Now Playing — The Zone of Interest

In a sense, The Zone of Interest is Hannah Arendt’s famed observation about “the banality of evil” made into an entire movie. That’s reductive, I know. Writer-director Jonathan Glazer’s new film is far too artistically complex and daring to confine it to such a summary, and yet I can’t shake the enveloping aptness of Arendt’s discomfiting view, which she arrived at while covering the 1961 trial of Nazi official Adolf Eichmann. More than maybe any other cinematic weighing of the Holocaust, The Zone of Interest is shaped and hardened by the mundane.

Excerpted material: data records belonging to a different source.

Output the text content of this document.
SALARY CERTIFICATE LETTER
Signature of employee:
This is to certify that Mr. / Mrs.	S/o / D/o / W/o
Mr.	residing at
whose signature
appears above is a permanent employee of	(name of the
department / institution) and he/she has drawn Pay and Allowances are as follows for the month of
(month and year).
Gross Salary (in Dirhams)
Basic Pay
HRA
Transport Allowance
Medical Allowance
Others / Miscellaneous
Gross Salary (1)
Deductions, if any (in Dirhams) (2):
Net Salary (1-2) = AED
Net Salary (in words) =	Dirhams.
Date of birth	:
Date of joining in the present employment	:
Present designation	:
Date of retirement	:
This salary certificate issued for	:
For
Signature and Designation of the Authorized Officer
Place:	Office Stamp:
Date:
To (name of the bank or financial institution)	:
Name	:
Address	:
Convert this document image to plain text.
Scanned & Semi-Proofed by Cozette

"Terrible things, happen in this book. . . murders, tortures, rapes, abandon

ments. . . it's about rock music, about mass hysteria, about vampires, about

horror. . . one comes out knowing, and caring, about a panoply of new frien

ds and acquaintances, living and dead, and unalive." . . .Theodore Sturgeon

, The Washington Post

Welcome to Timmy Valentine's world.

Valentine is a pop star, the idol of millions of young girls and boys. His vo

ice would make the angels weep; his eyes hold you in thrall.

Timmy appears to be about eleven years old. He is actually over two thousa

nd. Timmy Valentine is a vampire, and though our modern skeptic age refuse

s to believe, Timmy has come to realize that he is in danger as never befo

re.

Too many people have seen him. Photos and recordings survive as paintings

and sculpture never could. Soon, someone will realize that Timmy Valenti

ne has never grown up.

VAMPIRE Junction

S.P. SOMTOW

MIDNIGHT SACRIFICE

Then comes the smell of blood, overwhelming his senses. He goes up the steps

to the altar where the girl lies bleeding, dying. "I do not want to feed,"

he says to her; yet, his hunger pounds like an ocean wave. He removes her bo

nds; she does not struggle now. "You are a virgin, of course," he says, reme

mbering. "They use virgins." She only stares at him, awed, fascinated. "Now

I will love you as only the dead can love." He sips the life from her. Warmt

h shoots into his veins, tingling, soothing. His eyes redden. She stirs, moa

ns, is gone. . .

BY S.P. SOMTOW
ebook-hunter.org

The film is set almost entirely on the grounds of the large, meticulously appointed home of Rudolf Höss (Christian Friedel), the commandant of the Auschwitz concentration camp in 1943. This property is literally on the other side of the wall from the camp, making the rest of the Höss family neighbors to crimes against humanity. Glazer refrains from directly showing anything that happens within the camp, but the atrocities are still ever-present, often heard as a terrifying din as the family goes about their daily doings out on the pristine greenery of their lawn. Except for an unpleasant sternness in the demeanor of Rudolf’s wife, Hedwig (Sandra Hüller, giving a tricky, precise performance), there is no indication that the members of the household are all that different from those in any number of domiciles across Europe, including those from which the prisoners next door were torn away.

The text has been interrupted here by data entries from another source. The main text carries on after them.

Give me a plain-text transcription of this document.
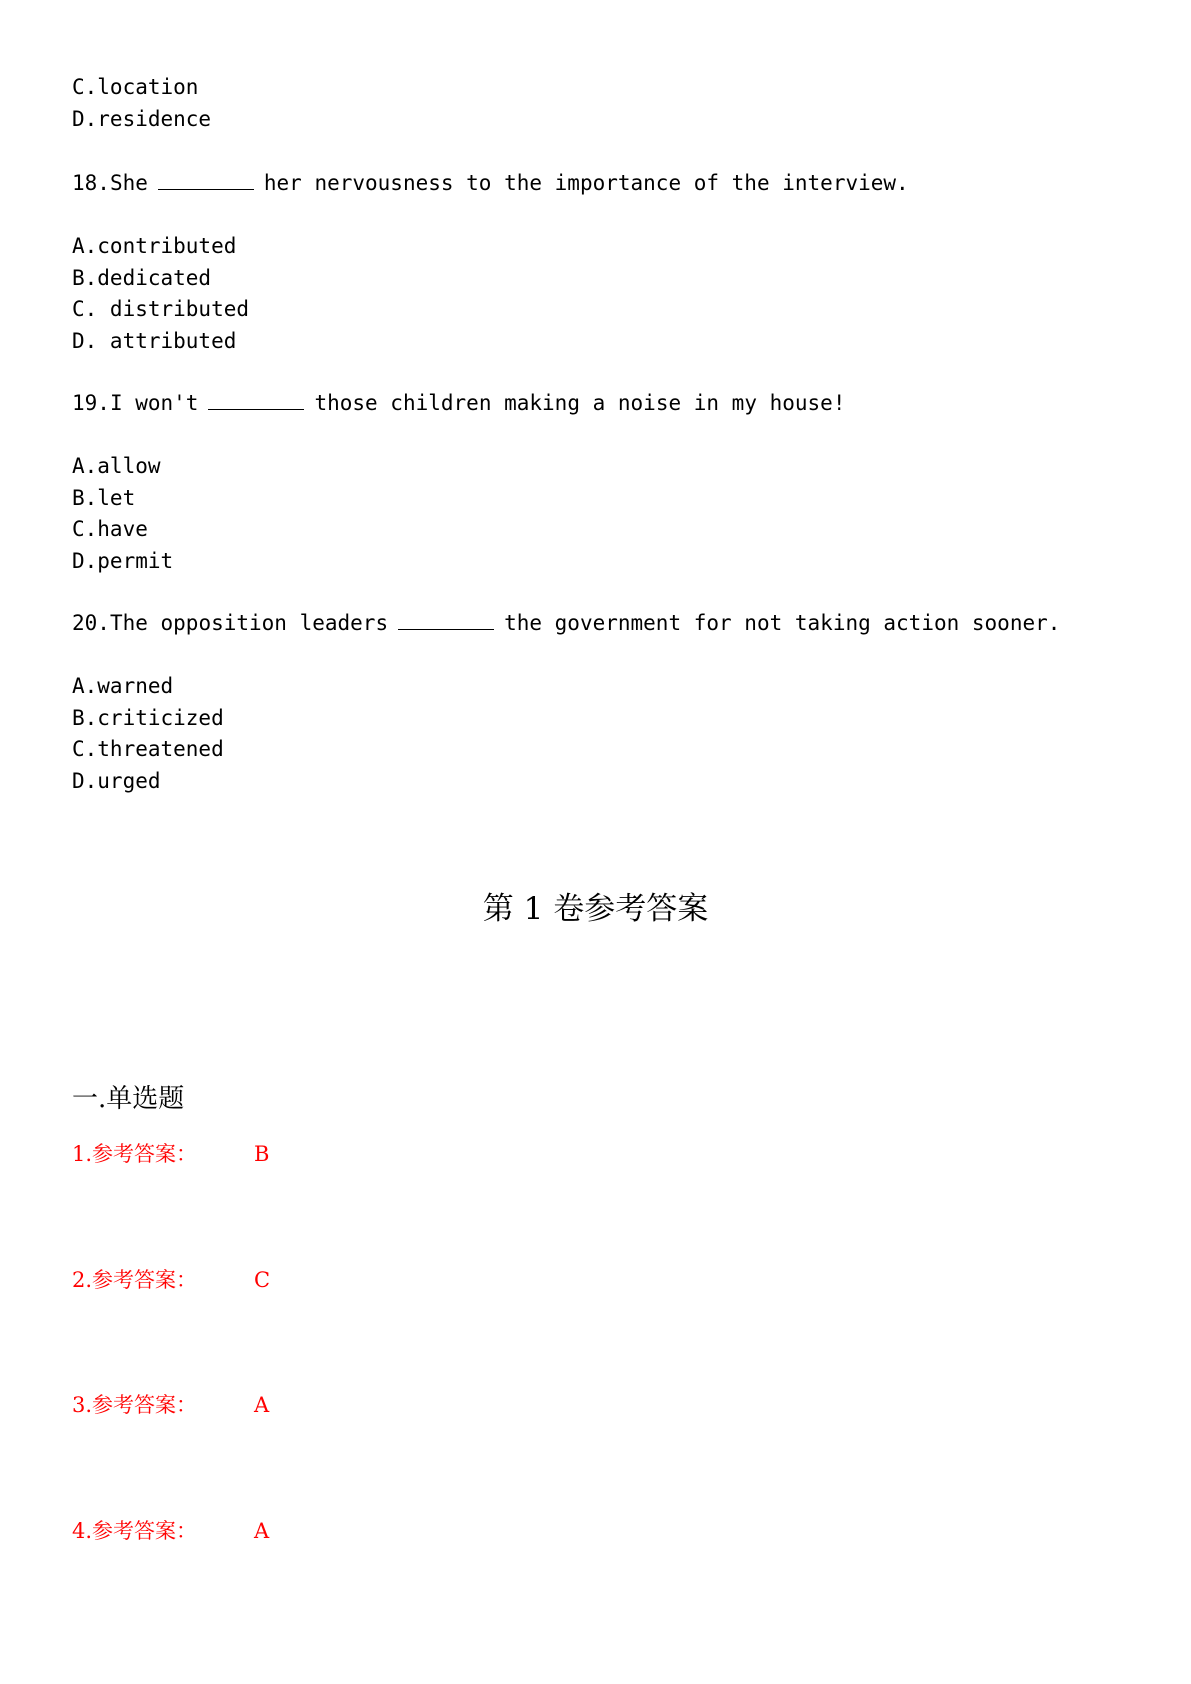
C.location
D.residence
18.She	her nervousness to the importance of the interview.
A.contributed
B.dedicated
C. distributed
D. attributed
19.I won't	those children making a noise in my house!
A.allow
B.let
C.have
D.permit
20.The opposition leaders	the government for not taking action sooner.
A.warned
B.criticized
C.threatened
D.urged
第 1 卷参考答案
一.单选题
1.参考答案：	B
2.参考答案：	C
3.参考答案：	A
4.参考答案：	A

Taking this deliberately oblique approach to such colossally important subject matter is bold, and Glazer doubles down with additional choices. The framing of shots is meticulous, and every craft element of the film — Łukasz Żal’s cinematography, Mica Levi’s music, Paul Watts’s editing, and on and on — is striking. Sometimes, Glazer’s choices are more jarring than entirely effective, such as the screen briefly going fully red or his use of a thermal imaging camera to shoot scenes of a local girl’s nighttime gestures of quiet resistance. Even in those instances, though, there’s little doubt that there’s unique artistic purpose at play. I have a few more misgivings about a storytelling beat very close to the end of the film that briefly, sharply changes the narrative perspective. Whatever the intent, I fear that the moment draws parallels of indifference that aren’t fair or accurate.

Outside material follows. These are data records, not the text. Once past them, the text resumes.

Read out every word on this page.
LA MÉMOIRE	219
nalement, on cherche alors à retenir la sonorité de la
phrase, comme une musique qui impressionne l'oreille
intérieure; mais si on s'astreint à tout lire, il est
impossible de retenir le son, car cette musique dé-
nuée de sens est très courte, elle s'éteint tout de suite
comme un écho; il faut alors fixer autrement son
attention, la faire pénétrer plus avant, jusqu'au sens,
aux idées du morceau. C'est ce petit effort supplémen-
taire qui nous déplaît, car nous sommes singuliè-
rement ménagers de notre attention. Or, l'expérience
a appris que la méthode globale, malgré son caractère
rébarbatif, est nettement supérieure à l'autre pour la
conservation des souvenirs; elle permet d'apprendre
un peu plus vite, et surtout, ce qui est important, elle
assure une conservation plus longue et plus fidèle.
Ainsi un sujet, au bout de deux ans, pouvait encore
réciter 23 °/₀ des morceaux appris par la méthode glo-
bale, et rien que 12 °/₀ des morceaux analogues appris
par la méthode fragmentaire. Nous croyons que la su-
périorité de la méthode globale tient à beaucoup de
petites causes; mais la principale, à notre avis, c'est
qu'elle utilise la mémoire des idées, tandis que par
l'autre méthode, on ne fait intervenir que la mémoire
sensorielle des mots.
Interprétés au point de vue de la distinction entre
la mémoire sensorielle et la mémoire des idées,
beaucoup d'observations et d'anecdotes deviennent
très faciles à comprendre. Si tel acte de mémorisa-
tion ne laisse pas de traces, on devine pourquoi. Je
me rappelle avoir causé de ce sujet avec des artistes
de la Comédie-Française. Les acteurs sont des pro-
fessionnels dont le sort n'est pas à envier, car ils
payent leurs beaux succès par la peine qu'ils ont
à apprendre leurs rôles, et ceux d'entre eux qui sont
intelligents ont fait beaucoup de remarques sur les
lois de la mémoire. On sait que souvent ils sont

As could have been said about every one of Glazer’s prior features, The Zone of Interest is unlike anything that’s come before it. It is certainly recognizable as a specific type of art film, and a little rummaging through cinema history would unearth other examples of Glazer’s various high-wire techniques. I’m skeptical that there’s a screen predecessor where the details add up the same way. By staying simultaneously so distant and so close to the Nazis’ brutality, Glazer manages to make the drama that much more difficult to endure and the judgment more broadly damning. The film offers a rebuke to anyone who has ever looked away when they should have been bearing witness and striving to effect change. The Zone of Interest tacitly argues that maybe it’s the banality itself that’s evil.